Need help on a column splitting, possibly regex operation

pt2501 · August 24, 2022, 4:23am

Hi KNIME community,

I am working with column A, and wish to split into columns B and C below.

2 logics are at play here. Could someone help me how do I realize these with KNIME?

If A contained brackets “[” or “]”, I want strings within the bracket move to C.
If A contained 2 underscores “_”, I want strings following the 2nd underscore move to C.

I am guessing one would have to use regex operation and I am looking into it, but it’s a completely new area for me and I’d appreciate some assistance.

Thank you in advance!

bruno29a · August 24, 2022, 4:38am

Hi @pt2501 and welcome to the Knime Community.

You can, but do not not have to.

Regarding the rules, you mentioned for the first one that If A contained brackets “[” or “]”, does this mean that either or of the 2 brackets, or should it be both brackets? And both brackets in that order right? For example, what if you have MS3]1[? What should happen? And what if you have [MS3]? Would column B be empty?

And for the second rule, is it possible to have more than 2 underscores? or 1 underscore too?

And can we get a mix of both rules as data? For example MS4_1_[1] ?

And please share some data that we can work with so that we do not need to spend time typing in sample data and we can instead spend time on building the solution for you. Please help us help you

pt2501 · August 24, 2022, 5:07am

Hi @bruno29a

Thank you so much for your swift reply!
In answer to your question.

The dataset will always report both brackets in open-closed form of “MS3[1]” not like “MS3]1[”, so the 1st rule can kick in if either “[” or “]” appeared in column A.
If “[MS3]” shows up, then column B should have “MS3” according to the 1st rule.
The data set could have 1 underscore or 2 underscores.
I don’t expect any mixture of brackets and underscores like “MS4_1_[1]” in column A.

Please refer to the following excel sheet for sample data. Column A contains values other than “MS~”, so simple splitting using positions won’t work.
20220824.xlsx (11.0 KB)

bruno29a · August 24, 2022, 8:25pm

Hi @pt2501 thanks for the extra info and for the sample file.

I put something quickly together that did not use Regex. This can also be done via Column Expressions which would involve some coding, but I wanted to do this with just pure Knime nodes.

I used the data from your Excel file, but I also added these 2 cases at the end:

Results:

Here’s how it was done:

Here’s the workflow: Column splitting based on value.knwf (29.1 KB)

pt2501 · August 25, 2022, 2:28am

Hi @bruno29a,

Thank you so much! I have looked at the flow and I totally understand what’s going on.
I really appreciate for using pure KNIME nodes.
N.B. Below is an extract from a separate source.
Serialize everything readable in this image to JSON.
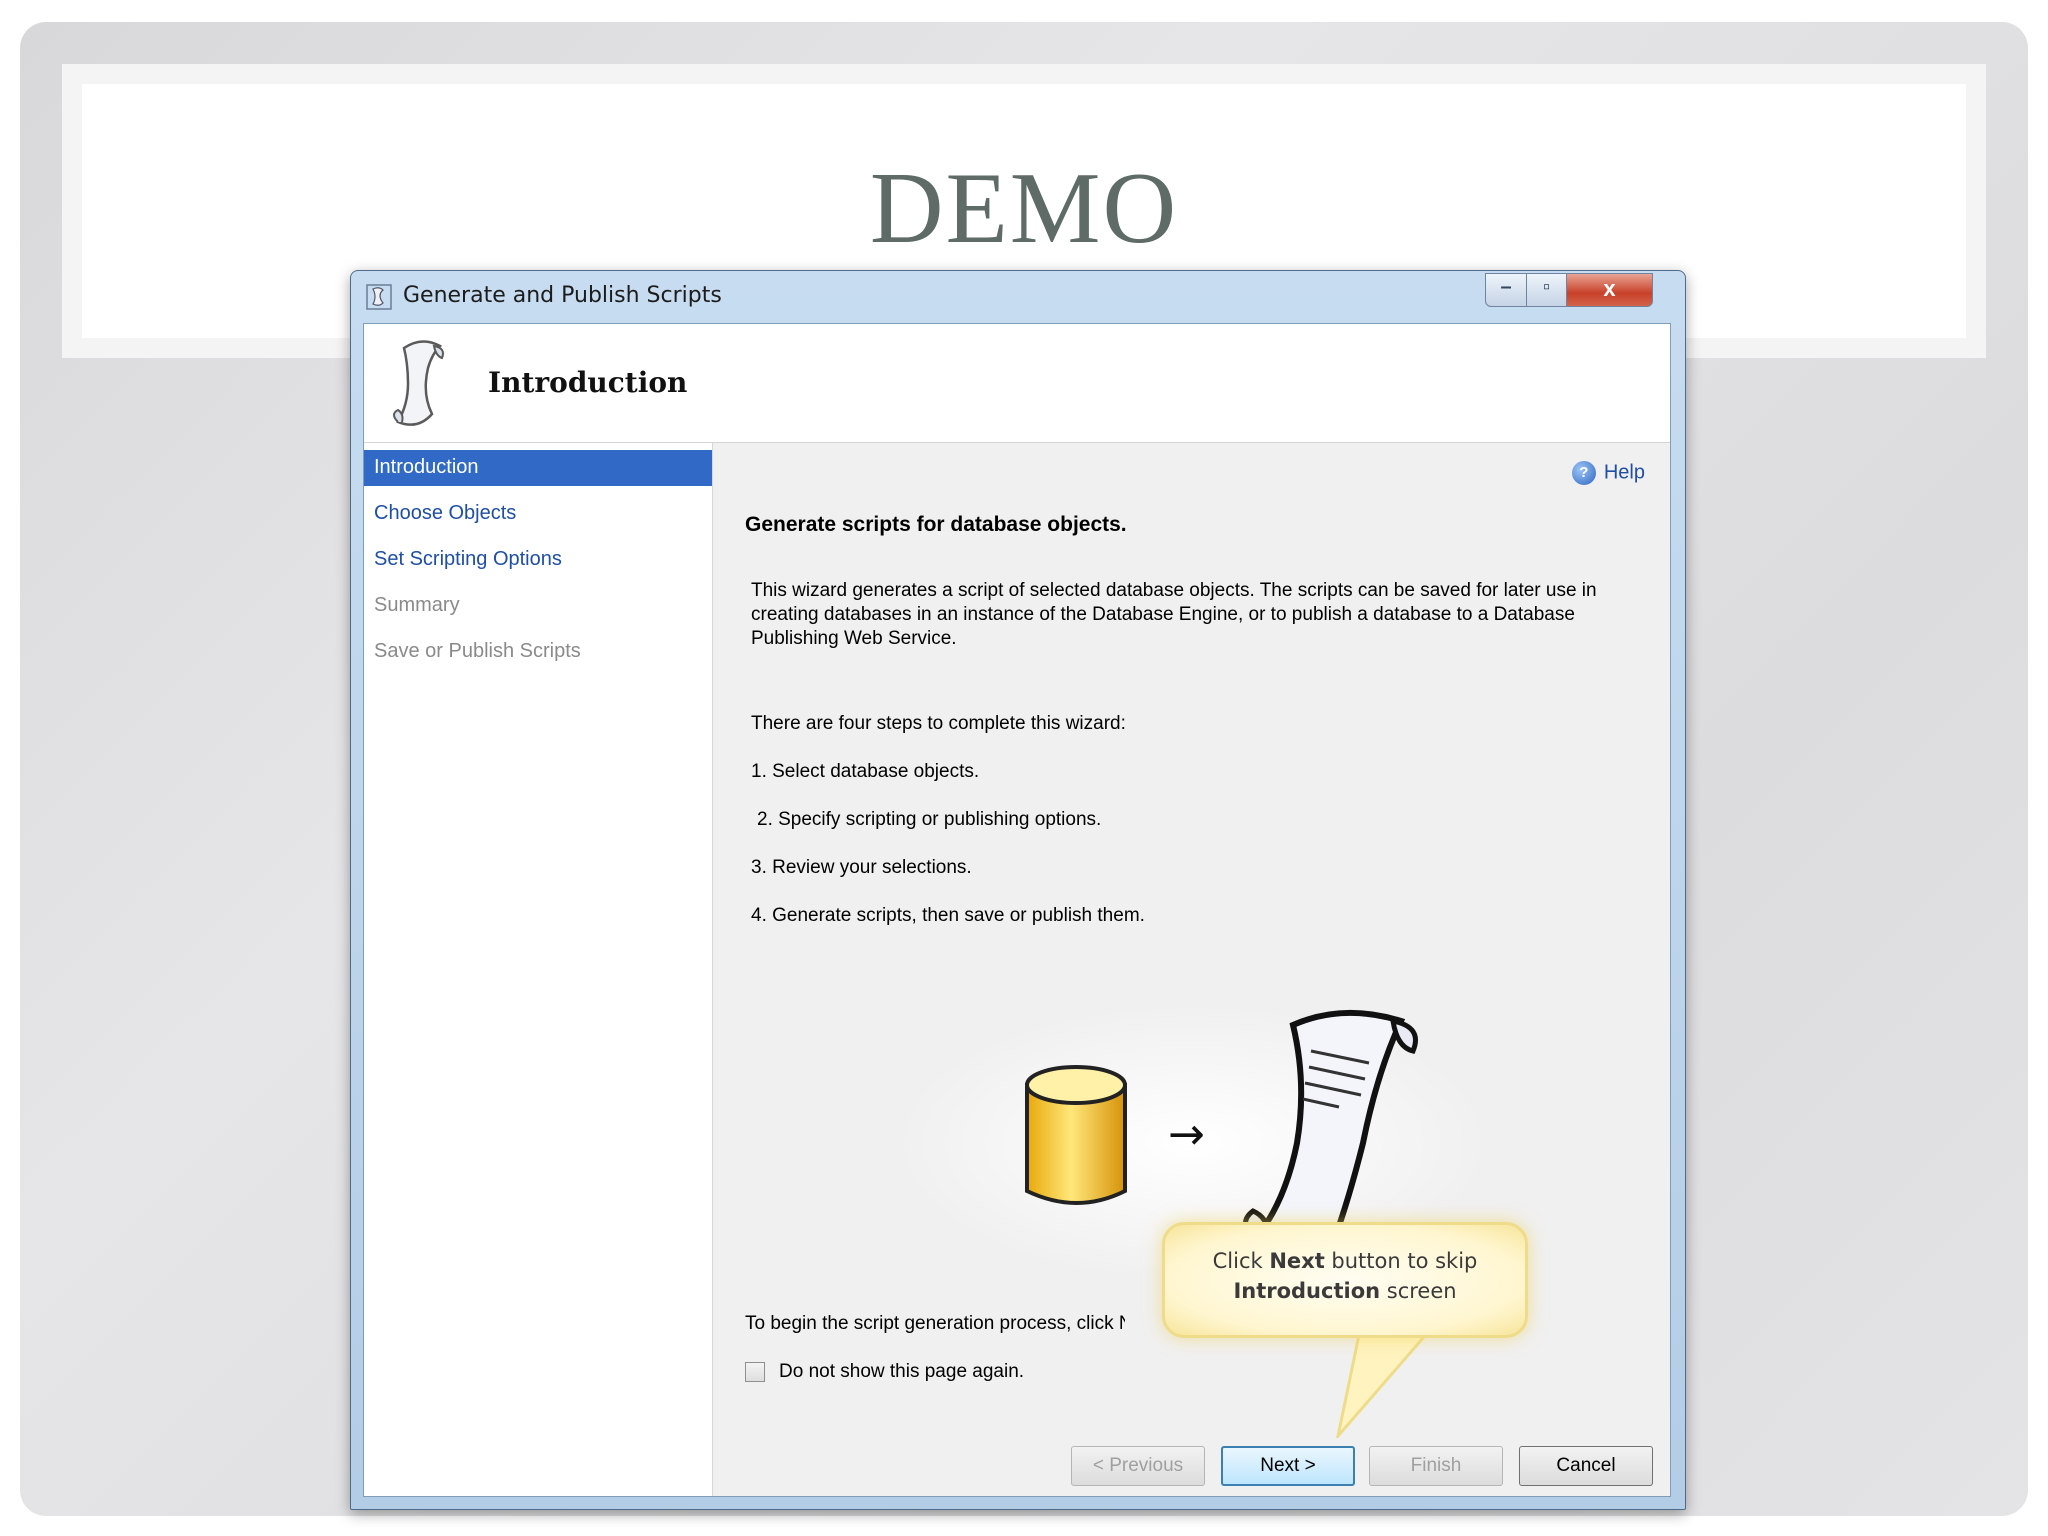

It’s a lot easier to understand each transformation steps.

I will try to compress this to Column Expression node via some coding.

Again, thanks a lot!

bruno29a · August 25, 2022, 3:05am

Hi @pt2501 , no problem, happy to help.

Yes, one of the reasons why I did it this way was because I was not sure how comfortable you were with the coding part. There’s a lot, if not all, that can be done via the Column Expressions.

I kinda “cheated” a bit in this workflow, in that everything is processed by the Node 9, but the cheat is happening between Node 5 and 7 where I’m transforming the data in the same format as the top part of the split (Node 4 is just a copy of the data so that I can concatenate into a new column without affecting the original column, which I wanted to keep to reflect what was in your original screenshot).

The approach might be different in Column Expressions, but the same overall logic can be applied.

system · September 1, 2022, 3:05am

This topic was automatically closed 7 days after the last reply. New replies are no longer allowed.